Analysis of Conditioning Mismatch
Text-based reference conditioning encodes normative phonetic expectations that often conflict with the acoustic context of atypical or non-native speech, leading to poor infilling. SSL features, in contrast, produce conditioning intrinsically aligned with acoustic reality, enabling the flow-matching backbone to synthesize speech with typical pronunciation guided by the target text, while retaining speaker-specific traits. The results demonstrate that transcript-free conditioning via projected SSL features not only removes ASR dependency but fully surpasses text-conditioned setups, even with oracle transcripts.
Implications and Future Directions
Practically, RTFree-F5 enables zero-shot voice cloning and speech reconstruction for atypical speakers without reference transcripts. The approach is poised to enhance accessibility applications, dysarthric speech synthesis, and multi-accent TTS. Theoretically, the results highlight that textual conditioning is fundamentally brittle under pathological or accented speech regimes—a limitation not fully resolved by improved ASR or transcript quality.

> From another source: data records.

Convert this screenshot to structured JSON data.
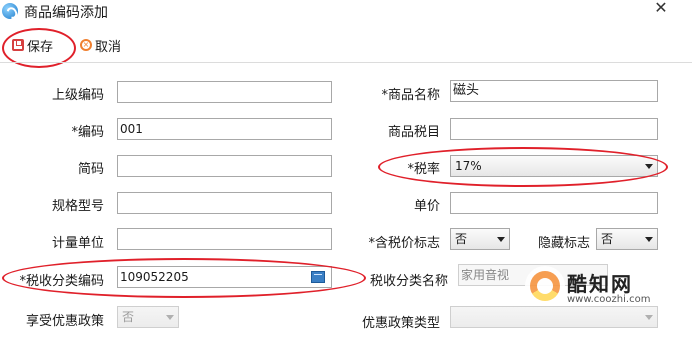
{
  "window": {
    "title": "商品编码添加",
    "close_glyph": "✕"
  },
  "toolbar": {
    "save_label": "保存",
    "cancel_label": "取消"
  },
  "form": {
    "parent_code": {
      "label": "上级编码",
      "value": ""
    },
    "product_name": {
      "label": "*商品名称",
      "value": "磁头"
    },
    "code": {
      "label": "*编码",
      "value": "001"
    },
    "tax_item": {
      "label": "商品税目",
      "value": ""
    },
    "short_code": {
      "label": "简码",
      "value": ""
    },
    "tax_rate": {
      "label": "*税率",
      "value": "17%"
    },
    "spec_model": {
      "label": "规格型号",
      "value": ""
    },
    "unit_price": {
      "label": "单价",
      "value": ""
    },
    "unit": {
      "label": "计量单位",
      "value": ""
    },
    "tax_included_flag": {
      "label": "*含税价标志",
      "value": "否"
    },
    "hidden_flag": {
      "label": "隐藏标志",
      "value": "否"
    },
    "tax_class_code": {
      "label": "*税收分类编码",
      "value": "109052205"
    },
    "tax_class_name": {
      "label": "税收分类名称",
      "value": "家用音视"
    },
    "preferential_policy": {
      "label": "享受优惠政策",
      "value": "否"
    },
    "policy_type": {
      "label": "优惠政策类型",
      "value": ""
    }
  },
  "watermark": {
    "name": "酷知网",
    "url": "www.coozhi.com"
  },
  "colors": {
    "highlight": "#e0202a",
    "save_icon": "#d64040",
    "cancel_icon": "#f08030"
  }
}
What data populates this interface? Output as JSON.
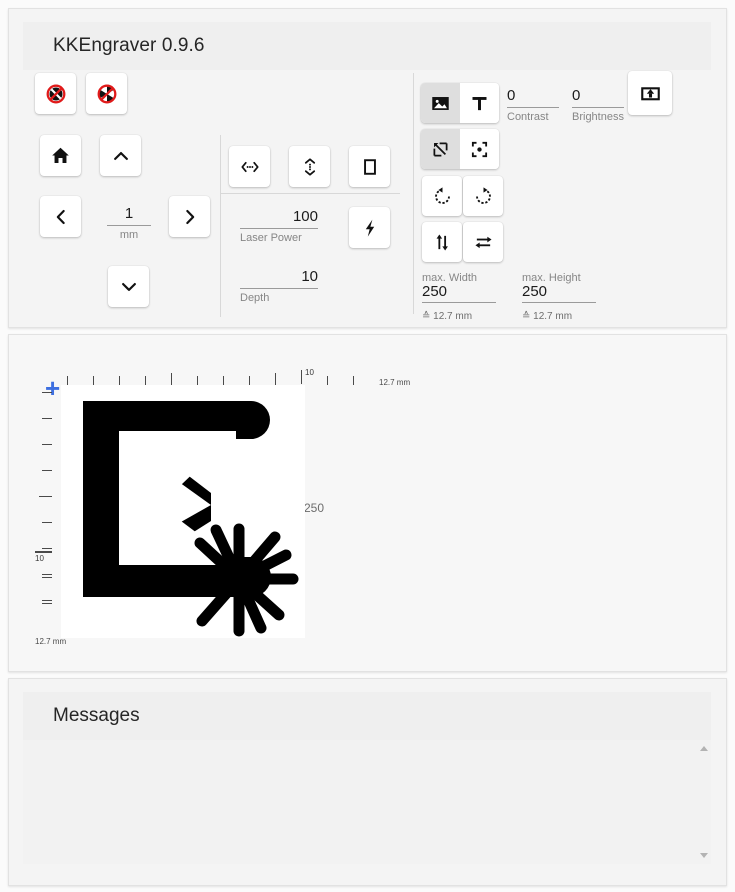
{
  "app": {
    "title": "KKEngraver 0.9.6"
  },
  "connection": {
    "disconnect_label": "no-connection",
    "stop_label": "no-spindle"
  },
  "jog": {
    "home_label": "home",
    "up_label": "up",
    "left_label": "left",
    "right_label": "right",
    "down_label": "down",
    "step_value": "1",
    "step_unit": "mm"
  },
  "move": {
    "horizontal_label": "move-horizontal",
    "vertical_label": "move-vertical",
    "frame_label": "frame"
  },
  "engrave": {
    "laser_power_value": "100",
    "laser_power_label": "Laser Power",
    "depth_value": "10",
    "depth_label": "Depth",
    "start_label": "start-engraving"
  },
  "image_tools": {
    "image_mode_label": "image-mode",
    "text_mode_label": "text-mode",
    "scale_mode_label": "scale-mode",
    "center_mode_label": "center-mode",
    "rotate_left_label": "rotate-left",
    "rotate_right_label": "rotate-right",
    "flip_vertical_label": "flip-vertical",
    "flip_horizontal_label": "flip-horizontal",
    "upload_label": "upload"
  },
  "adjust": {
    "contrast_value": "0",
    "contrast_label": "Contrast",
    "brightness_value": "0",
    "brightness_label": "Brightness"
  },
  "size": {
    "max_width_label": "max. Width",
    "max_width_value": "250",
    "max_width_mm": "≙ 12.7 mm",
    "max_height_label": "max. Height",
    "max_height_value": "250",
    "max_height_mm": "≙ 12.7 mm"
  },
  "canvas": {
    "origin_marker": "+",
    "top_ruler_number": "10",
    "top_ruler_unit": "12.7 mm",
    "left_ruler_number": "10",
    "left_ruler_unit": "12.7 mm",
    "right_dimension": "250",
    "artwork_description": "sigma-with-starburst"
  },
  "messages": {
    "title": "Messages",
    "content": "",
    "scroll_up_label": "scroll-up",
    "scroll_down_label": "scroll-down"
  },
  "colors": {
    "accent": "#3d6fe0",
    "warning": "#e01b1b",
    "panel": "#f4f4f4",
    "button": "#ffffff",
    "active": "#dedede"
  }
}
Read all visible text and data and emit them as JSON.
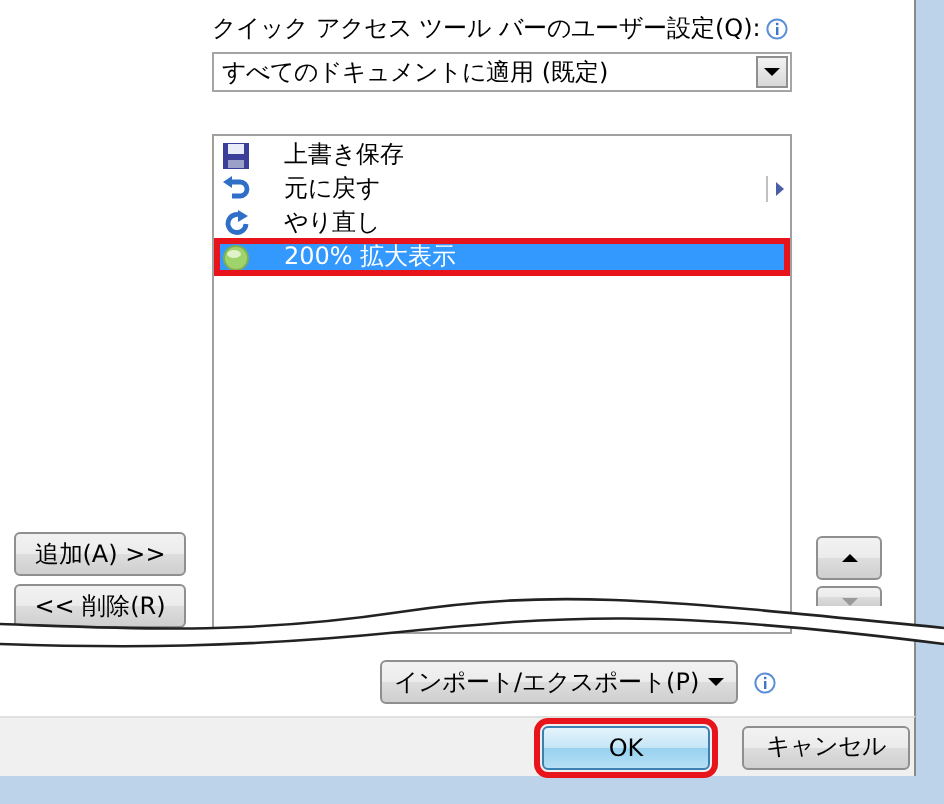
{
  "customize": {
    "label": "クイック アクセス ツール バーのユーザー設定(Q):",
    "scope_select": {
      "value": "すべてのドキュメントに適用 (既定)"
    }
  },
  "commands": [
    {
      "kind": "save",
      "label": "上書き保存",
      "selected": false,
      "submenu": false
    },
    {
      "kind": "undo",
      "label": "元に戻す",
      "selected": false,
      "submenu": true
    },
    {
      "kind": "redo",
      "label": "やり直し",
      "selected": false,
      "submenu": false
    },
    {
      "kind": "zoom",
      "label": "200% 拡大表示",
      "selected": true,
      "submenu": false
    }
  ],
  "add_button": "追加(A) >>",
  "remove_button": "<< 削除(R)",
  "import_export": "インポート/エクスポート(P)",
  "footer_buttons": [
    {
      "label": "OK",
      "highlighted": true
    },
    {
      "label": "キャンセル",
      "highlighted": false
    }
  ]
}
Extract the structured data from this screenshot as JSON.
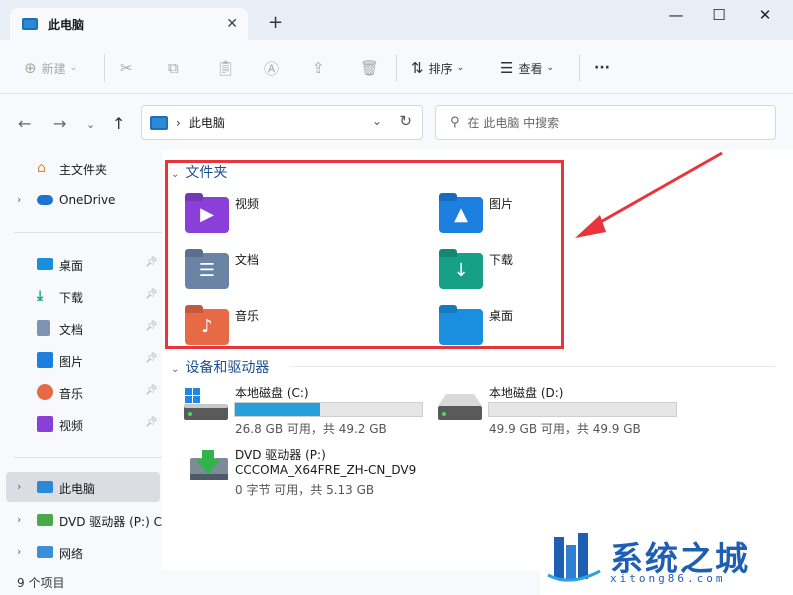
{
  "window": {
    "tab_title": "此电脑",
    "tab_close": "✕",
    "new_tab": "+",
    "minimize": "—",
    "maximize": "☐",
    "close": "✕"
  },
  "toolbar": {
    "new_label": "新建",
    "sort_label": "排序",
    "view_label": "查看",
    "more_label": "···"
  },
  "address": {
    "current": "此电脑",
    "search_placeholder": "在 此电脑 中搜索"
  },
  "sidebar": {
    "items": [
      {
        "label": "主文件夹",
        "icon": "home-icon"
      },
      {
        "label": "OneDrive",
        "icon": "cloud-icon"
      },
      {
        "label": "桌面",
        "icon": "desktop-icon"
      },
      {
        "label": "下载",
        "icon": "download-icon"
      },
      {
        "label": "文档",
        "icon": "document-icon"
      },
      {
        "label": "图片",
        "icon": "picture-icon"
      },
      {
        "label": "音乐",
        "icon": "music-icon"
      },
      {
        "label": "视频",
        "icon": "video-icon"
      },
      {
        "label": "此电脑",
        "icon": "pc-icon"
      },
      {
        "label": "DVD 驱动器 (P:) C",
        "icon": "dvd-icon"
      },
      {
        "label": "网络",
        "icon": "network-icon"
      }
    ]
  },
  "folders_section": {
    "title": "文件夹",
    "items": [
      {
        "label": "视频",
        "color": "#8b3fd9",
        "icon": "video-folder-icon"
      },
      {
        "label": "图片",
        "color": "#1c7fe0",
        "icon": "picture-folder-icon"
      },
      {
        "label": "文档",
        "color": "#6b84a6",
        "icon": "document-folder-icon"
      },
      {
        "label": "下载",
        "color": "#16a085",
        "icon": "download-folder-icon"
      },
      {
        "label": "音乐",
        "color": "#e56a45",
        "icon": "music-folder-icon"
      },
      {
        "label": "桌面",
        "color": "#1a8fe0",
        "icon": "desktop-folder-icon"
      }
    ]
  },
  "drives_section": {
    "title": "设备和驱动器",
    "drives": [
      {
        "name": "本地磁盘 (C:)",
        "free": "26.8 GB 可用，共 49.2 GB",
        "used_fraction": 0.455
      },
      {
        "name": "本地磁盘 (D:)",
        "free": "49.9 GB 可用，共 49.9 GB",
        "used_fraction": 0.0
      },
      {
        "name": "DVD 驱动器 (P:)",
        "label": "CCCOMA_X64FRE_ZH-CN_DV9",
        "free": "0 字节 可用，共 5.13 GB"
      }
    ]
  },
  "status": {
    "item_count": "9 个项目"
  },
  "watermark": {
    "text": "系统之城",
    "url": "xitong86.com"
  },
  "colors": {
    "highlight_box": "#e8353b",
    "drive_fill": "#26a0da"
  }
}
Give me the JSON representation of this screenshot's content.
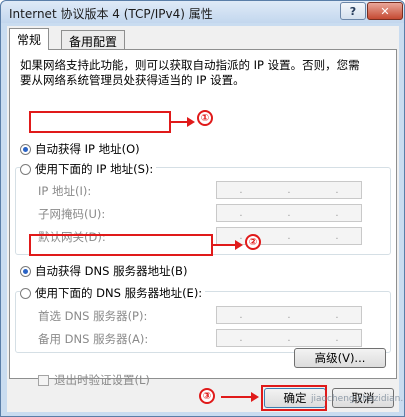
{
  "window": {
    "title": "Internet 协议版本 4 (TCP/IPv4) 属性",
    "help_label": "?",
    "close_label": "✕"
  },
  "tabs": [
    {
      "label": "常规",
      "active": true
    },
    {
      "label": "备用配置",
      "active": false
    }
  ],
  "description": "如果网络支持此功能，则可以获取自动指派的 IP 设置。否则，您需要从网络系统管理员处获得适当的 IP 设置。",
  "ip_section": {
    "auto_label": "自动获得 IP 地址(O)",
    "manual_label": "使用下面的 IP 地址(S):",
    "fields": [
      {
        "label": "IP 地址(I):"
      },
      {
        "label": "子网掩码(U):"
      },
      {
        "label": "默认网关(D):"
      }
    ]
  },
  "dns_section": {
    "auto_label": "自动获得 DNS 服务器地址(B)",
    "manual_label": "使用下面的 DNS 服务器地址(E):",
    "fields": [
      {
        "label": "首选 DNS 服务器(P):"
      },
      {
        "label": "备用 DNS 服务器(A):"
      }
    ]
  },
  "validate_label": "退出时验证设置(L)",
  "buttons": {
    "advanced": "高级(V)...",
    "ok": "确定",
    "cancel": "取消"
  },
  "annotations": [
    "①",
    "②",
    "③"
  ],
  "watermark": "jiaocheng.chazidian.com",
  "colors": {
    "annotation": "#e01a1a",
    "radio_dot": "#2a63c5"
  }
}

Open avenues include refining identity preservation under speech normalization, improved SSL projector architectures, multimodal conditioning (joint SSL-text supervision), and broader exploration of pathological/accented speech for generalized voice synthesis. The interaction between SSL and text features in conditioning flow-matching models warrants further investigation for model interpretability and control.
Conclusion
RTFree-F5 demonstrates that self-supervised speech feature conditioning, mapped into flow-matching TTS architectures, achieves superior intelligibility and naturalness for both typical and atypical speakers, eliminates transcript dependency at inference, and outperforms even oracle transcript setups on challenging speech. This framework marks a shift toward transcript-free, robust TTS for diverse voices and pathologies, with broad implications for accessibility and non-autoregressive neural synthesis.